Developers simply need to implement encryption themself. Instead of directly displaying the notification, they can modify the notification’s content with some code (and these lines of code can decrypt the data). Here is the data flow:
- On the app’s server, encrypt the data,
- Send it through the Apple/Google servers,
- When the phone receive the data, wake up the application,
- Let the app decrypt the data,
- Display the notification with decrypted data.
It is also important to note that, beside end-to-end encryption of the content of the notification, metadata could not be encrypted. So Google or Apple can know which apps you are using and how many push notifications you are receiving.
What solutions are available?
If you understood correctly the issue of push notifications, you will notice that developers may have no choice but entirely removing push notifications if they want to not send personal data to Apple or Google. From the developer perspective, it is simply impossible to have push notifications without using the smartphone constructor’s servers because the app can only use the push notifications servers provided by the smartphone.
From a legal point of view, if you want to comply with GDPR, you may need to ask express consent with clear information when activating push notification in order to do international transfer of data (article 49(1)a of GDPR). You may need to ask something like this:
Push notifications are using third parties servers provided by your smartphone. We cannot ensure that personal data could not be transferred outside of the European Union and we cannot provide appropriate safeguards. By activating this feature you understood the risks and consent for this international transfer of your personal data according to article 49(1)a of GDPR.
On the user side, you could tell your smartphone to provide an alternative push notification server to the app. But it is very difficult to do. Some prototypes have been developed like the openpush one for instance.

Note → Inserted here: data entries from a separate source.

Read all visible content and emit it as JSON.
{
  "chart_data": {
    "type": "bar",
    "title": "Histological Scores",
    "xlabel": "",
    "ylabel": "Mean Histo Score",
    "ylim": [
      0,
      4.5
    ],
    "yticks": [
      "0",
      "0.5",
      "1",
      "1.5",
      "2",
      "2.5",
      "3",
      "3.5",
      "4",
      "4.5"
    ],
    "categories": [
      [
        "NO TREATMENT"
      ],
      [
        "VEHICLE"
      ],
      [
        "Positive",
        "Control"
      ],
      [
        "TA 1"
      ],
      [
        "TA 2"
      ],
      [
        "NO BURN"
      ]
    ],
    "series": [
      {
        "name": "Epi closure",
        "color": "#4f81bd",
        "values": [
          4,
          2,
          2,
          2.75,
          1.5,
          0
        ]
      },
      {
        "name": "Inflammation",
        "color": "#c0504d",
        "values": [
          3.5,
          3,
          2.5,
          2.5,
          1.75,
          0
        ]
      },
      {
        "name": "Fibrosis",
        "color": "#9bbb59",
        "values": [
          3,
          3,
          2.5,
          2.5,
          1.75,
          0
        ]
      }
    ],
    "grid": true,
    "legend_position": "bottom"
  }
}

The user can also completely deactivate push notifications or use MicroG on Android opensource alternative OS (like Lineage or /e/OS) in order to mitigate privacy risks. MicroG provides a prompt when an app try to subscribe to push notifications and do not use an unique ID for your smartphone but a different ID for each app so Google may not be able to trace which apps you are using. With MicroG, you also do not need a Google account for receiving push notifications!
This is a not-so-brief summary of the push notifications privacy nightmare. We need to inform users and developers about this privacy risk. Data protection authority should take their part. I have filled complaints to the CNIL (my local DPA) about this and still awaiting a reply.